Plus, I have been meaning to post this for months - Catriona J MacCallum (PLOS Biology, April 2007 Volume 5 Issue 4 e112) argues for the alleged importance of evolution in medicine. She complains,
One reason that evolution doesn’t figure prominently in the medical community is that although it makes sense to have evolution taught as part of medicine, that doesn’t make it essential. ... , medicine is primarily focused on problem-solving and proximate causation, and ultimate explanations can seem irrelevant to clinical practice. Crudely put, does a mechanic need to understand the origins, history, and technological advances that have gone into the modern motor vehicle in order to fix it?
Crudely put, medicine is about saving lives and limbs today in the real world.

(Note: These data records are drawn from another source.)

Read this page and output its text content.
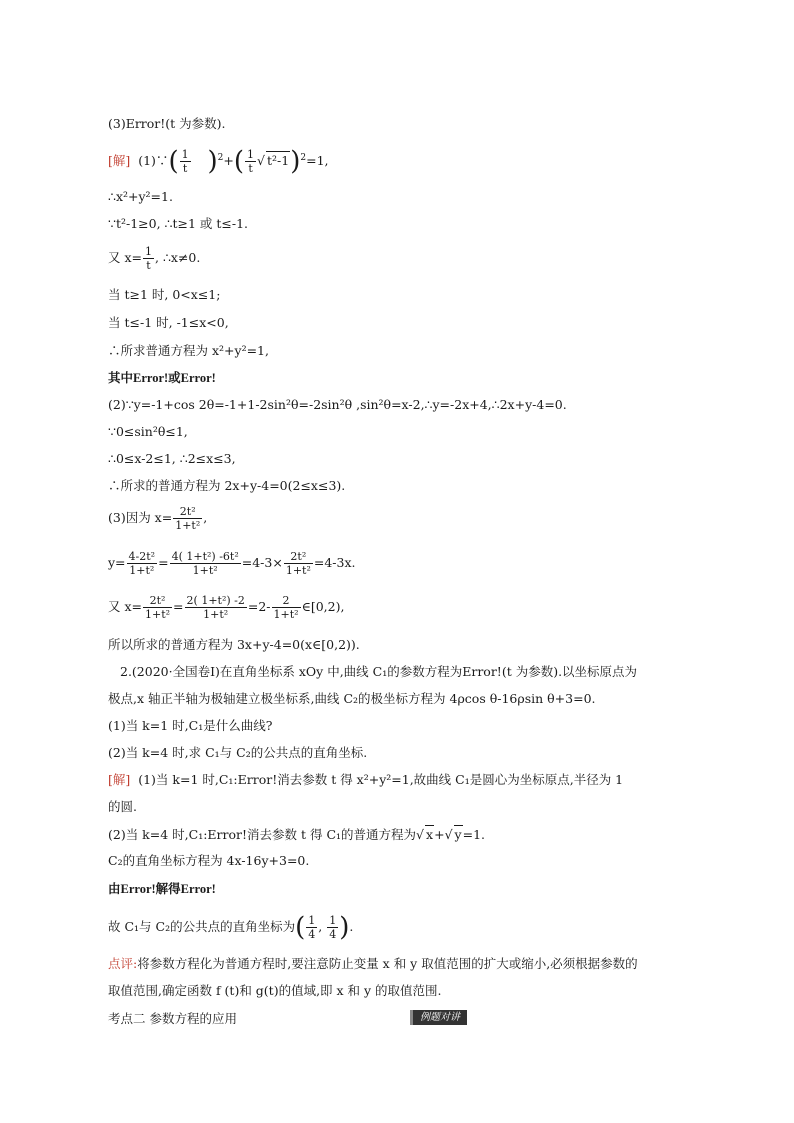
(3)Error!(t 为参数).
[解] (1)∵( $\frac{1}{t} )^2+( \frac{1}{t}$ √ t²-1)$^2$=1,
∴x²+y²=1.
∵t²-1≥0, ∴t≥1 或 t≤-1.
又 $x= \frac{1}{t}$ , ∴x≠0.
当 t≥1 时, 0<x≤1;
当 t≤-1 时, -1≤x<0,
∴所求普通方程为 x²+y²=1,
其中Error!或Error!
(2)∵y=-1+cos 2θ=-1+1-2sin²θ=-2sin²θ ,sin²θ=x-2,∴y=-2x+4,∴2x+y-4=0.
∵0≤sin²θ≤1,
∴0≤x-2≤1, ∴2≤x≤3,
∴所求的普通方程为 2x+y-4=0(2≤x≤3).
(3)因为 $x= \frac{\text{2t²}}{\text{1+t²}}$ ,
$y= \frac{\text{4-2t²}}{\text{1+t²}} = \frac{\text{4( 1+t²) -6t²}}{\text{1+t²}} =4-3\times \frac{\text{2t²}}{\text{1+t²}} =4-3x$.
又 $x= \frac{\text{2t²}}{\text{1+t²}} = \frac{\text{2( 1+t²) -2}}{\text{1+t²}} =2- \frac{2}{\text{1+t²}}$ ∈[0,2),
所以所求的普通方程为 3x+y-4=0(x∈[0,2)).
2.(2020·全国卷Ⅰ)在直角坐标系 xOy 中,曲线 C₁的参数方程为Error!(t 为参数).以坐标原点为
极点,x 轴正半轴为极轴建立极坐标系,曲线 C₂的极坐标方程为 4ρcos θ-16ρsin θ+3=0.
(1)当 k=1 时,C₁是什么曲线?
(2)当 k=4 时,求 C₁与 C₂的公共点的直角坐标.
[解] (1)当 k=1 时,C₁:Error!消去参数 t 得 x²+y²=1,故曲线 C₁是圆心为坐标原点,半径为 1
的圆.
(2)当 k=4 时,C₁:Error!消去参数 t 得 C₁的普通方程为√ x+√ y=1.
C₂的直角坐标方程为 4x-16y+3=0.
由Error!解得Error!
故 C₁与 C₂的公共点的直角坐标为( $\frac{1}{4}$ , $\frac{1}{4}$ ).
点评:将参数方程化为普通方程时,要注意防止变量 x 和 y 取值范围的扩大或缩小,必须根据参数的
取值范围,确定函数 f (t)和 g(t)的值域,即 x 和 y 的取值范围.
考点二 参数方程的应用	例题对讲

MacCallum thinks that evolution can help us understand epidemics, and this may be so if we mean the evolution of bacteria in a test tube. Not that bacteria evolve much, if you go by Edge of Evolution, except that they tend to junk intricate machinery under stress.

Apart from that, consider the example of heart attacks: What if the lemur-like creature from which humans are said to descend never had heart attacks? What if it usually did, under stress? How does such information help the medical interne whose patient presents with cardiac arrest? Whatever the interne decides to do must work in half a minute, not half a billion years.

Yes, evolution is very interesting - like any other type of ancient history - but no, it is not essential. I think it should definitely be studied, along with the cave paintings, ancient Egypt and theories about the origin of life and the universe and all that. But the burden of pretending that evolution is useful in a concrete way is tiresome and surely avoidable.